Judge Evaluator Criterion

Judge evaluators are tuned and aligned to user preferences with specified criteria. A criterion contains a natural language instruction that defines the evaluation outcome. You can create and manage Judge evaluators in the Patronus platform to tailor evaluations to your use case.
Patronus supports in-house judge evaluators applicable to a variety of use cases. Patronus judge evaluators have the patronus: prefix and have broad evaluation coverage, including tone of voice, format, safety and common constraints.

Evaluator Family

An evaluator family is a grouping of Evaluators that execute the evaluation.

For example, the judge family groups together all judge evaluators - like judge-large and judge-small. They share the same criteria like patronus:is-concise.

Evaluator Alias

Aliases let you refer to the latest and most advanced evaluator in the Evaluator Family, rather than specifying an exact version.
For example, you can refer to the alias judge-large which always points to the newest large custom evaluator. For example, if you directly reference judge-large-2024-05-16, you'll need to manually update this to judge-large-2024-11-14 when a new version is available.

Evaluation

An evaluation describes an execution of a performance assessment for an LLM or GenAI system. Evaluations produce evaluation results. Evaluations assess the accuracy, quality, format and capabilities of your AI system to identify risks and provide critical insights to improve system performance.
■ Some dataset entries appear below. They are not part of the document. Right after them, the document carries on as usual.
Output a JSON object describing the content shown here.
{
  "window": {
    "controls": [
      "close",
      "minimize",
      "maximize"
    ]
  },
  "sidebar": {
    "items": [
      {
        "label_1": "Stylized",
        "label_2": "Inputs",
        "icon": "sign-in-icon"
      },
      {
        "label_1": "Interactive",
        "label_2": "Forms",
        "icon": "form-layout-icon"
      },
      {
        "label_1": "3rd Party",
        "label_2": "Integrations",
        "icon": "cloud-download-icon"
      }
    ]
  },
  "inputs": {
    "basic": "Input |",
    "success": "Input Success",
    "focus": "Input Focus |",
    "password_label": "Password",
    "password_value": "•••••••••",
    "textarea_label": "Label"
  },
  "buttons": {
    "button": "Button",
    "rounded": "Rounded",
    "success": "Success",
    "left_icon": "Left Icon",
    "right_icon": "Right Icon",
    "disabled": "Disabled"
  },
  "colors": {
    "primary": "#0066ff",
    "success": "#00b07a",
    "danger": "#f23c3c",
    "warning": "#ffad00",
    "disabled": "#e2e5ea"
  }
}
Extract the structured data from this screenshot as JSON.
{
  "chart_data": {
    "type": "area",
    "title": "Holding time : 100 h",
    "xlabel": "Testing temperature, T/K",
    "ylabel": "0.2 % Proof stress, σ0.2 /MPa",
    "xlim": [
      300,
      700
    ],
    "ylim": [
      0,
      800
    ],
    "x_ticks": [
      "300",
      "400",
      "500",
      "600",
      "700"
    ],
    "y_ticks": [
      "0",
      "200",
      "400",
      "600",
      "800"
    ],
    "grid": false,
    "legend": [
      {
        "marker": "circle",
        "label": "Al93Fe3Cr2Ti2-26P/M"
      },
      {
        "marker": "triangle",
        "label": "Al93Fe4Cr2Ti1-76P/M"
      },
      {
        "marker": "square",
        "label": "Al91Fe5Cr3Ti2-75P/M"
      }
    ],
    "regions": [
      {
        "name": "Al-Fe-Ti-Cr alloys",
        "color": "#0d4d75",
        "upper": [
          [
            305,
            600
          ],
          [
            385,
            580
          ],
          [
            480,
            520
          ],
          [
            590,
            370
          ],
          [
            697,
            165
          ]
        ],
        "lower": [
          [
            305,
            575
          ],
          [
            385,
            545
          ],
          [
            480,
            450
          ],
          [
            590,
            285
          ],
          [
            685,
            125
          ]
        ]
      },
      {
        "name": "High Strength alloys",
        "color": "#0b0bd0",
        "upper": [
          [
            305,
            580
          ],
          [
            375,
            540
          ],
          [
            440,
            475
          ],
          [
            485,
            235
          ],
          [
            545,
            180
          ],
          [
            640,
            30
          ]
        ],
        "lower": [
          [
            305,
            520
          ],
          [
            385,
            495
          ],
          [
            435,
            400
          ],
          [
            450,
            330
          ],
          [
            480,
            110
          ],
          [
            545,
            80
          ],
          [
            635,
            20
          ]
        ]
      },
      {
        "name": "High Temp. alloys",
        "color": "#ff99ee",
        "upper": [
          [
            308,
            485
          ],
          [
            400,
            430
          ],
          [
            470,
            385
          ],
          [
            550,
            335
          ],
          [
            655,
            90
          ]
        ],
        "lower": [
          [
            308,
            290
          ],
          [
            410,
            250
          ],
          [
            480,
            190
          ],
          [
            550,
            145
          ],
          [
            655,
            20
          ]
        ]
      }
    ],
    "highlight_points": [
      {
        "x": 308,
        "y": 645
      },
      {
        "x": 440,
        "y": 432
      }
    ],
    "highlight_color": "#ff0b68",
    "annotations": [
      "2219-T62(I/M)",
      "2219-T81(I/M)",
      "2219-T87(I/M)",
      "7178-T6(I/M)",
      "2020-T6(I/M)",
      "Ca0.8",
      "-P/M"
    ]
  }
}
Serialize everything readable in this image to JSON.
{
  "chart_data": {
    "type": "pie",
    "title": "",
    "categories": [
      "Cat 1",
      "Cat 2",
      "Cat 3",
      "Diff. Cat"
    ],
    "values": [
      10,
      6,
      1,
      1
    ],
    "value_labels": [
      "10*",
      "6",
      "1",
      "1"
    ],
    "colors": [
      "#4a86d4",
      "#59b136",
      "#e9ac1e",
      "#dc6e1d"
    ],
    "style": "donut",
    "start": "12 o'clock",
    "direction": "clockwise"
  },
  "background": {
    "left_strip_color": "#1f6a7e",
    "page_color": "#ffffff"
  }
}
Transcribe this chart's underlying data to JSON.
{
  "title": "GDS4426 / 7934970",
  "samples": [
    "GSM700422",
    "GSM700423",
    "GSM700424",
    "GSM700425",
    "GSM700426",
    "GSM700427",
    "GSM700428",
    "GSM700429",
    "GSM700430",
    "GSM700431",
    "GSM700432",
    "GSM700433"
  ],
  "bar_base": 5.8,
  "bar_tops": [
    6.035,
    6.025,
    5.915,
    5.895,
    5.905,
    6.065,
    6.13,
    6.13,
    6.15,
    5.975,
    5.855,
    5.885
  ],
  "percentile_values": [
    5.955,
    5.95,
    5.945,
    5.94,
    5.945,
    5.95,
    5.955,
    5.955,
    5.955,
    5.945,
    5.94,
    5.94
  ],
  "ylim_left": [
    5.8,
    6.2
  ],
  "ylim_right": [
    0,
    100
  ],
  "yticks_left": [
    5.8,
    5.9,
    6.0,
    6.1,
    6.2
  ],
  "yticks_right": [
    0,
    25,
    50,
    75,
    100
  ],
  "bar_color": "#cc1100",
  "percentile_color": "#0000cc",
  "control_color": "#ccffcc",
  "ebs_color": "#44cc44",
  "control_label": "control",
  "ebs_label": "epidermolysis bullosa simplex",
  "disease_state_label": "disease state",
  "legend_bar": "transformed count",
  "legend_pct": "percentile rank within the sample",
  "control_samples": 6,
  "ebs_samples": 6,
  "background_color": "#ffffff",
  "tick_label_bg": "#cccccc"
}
In Patronus, an evaluation refers to an assessment of your LLM system at a single point in time. An evaluation takes in a snapshot of your LLM system, which includes the following information:

evaluated_model_input: The user input to the model you are evaluating
evaluated_model_output: The output of the model you are evaluating
evaluated_model_retrieved_context: Any extra context passed to the model you are evaluating, like from a retrieval system.
evaluated_model_gold_answer: The "correct" or expected answer to the user input.

Evaluation Result

Evaluations produce evaluation results, which contain outputs from Evaluators. Evaluation results are returned in the output of the POST /v1/evaluate API and can be viewed in the Logs dashboard. They are also returned by Evaluation Runs and the Patronus Experimentation SDK (both currently Enterprise features).

Evaluation Results contain all inputs for the evaluation as well as a PASS/FAIL rating, raw score, and evaluator-specific metadata.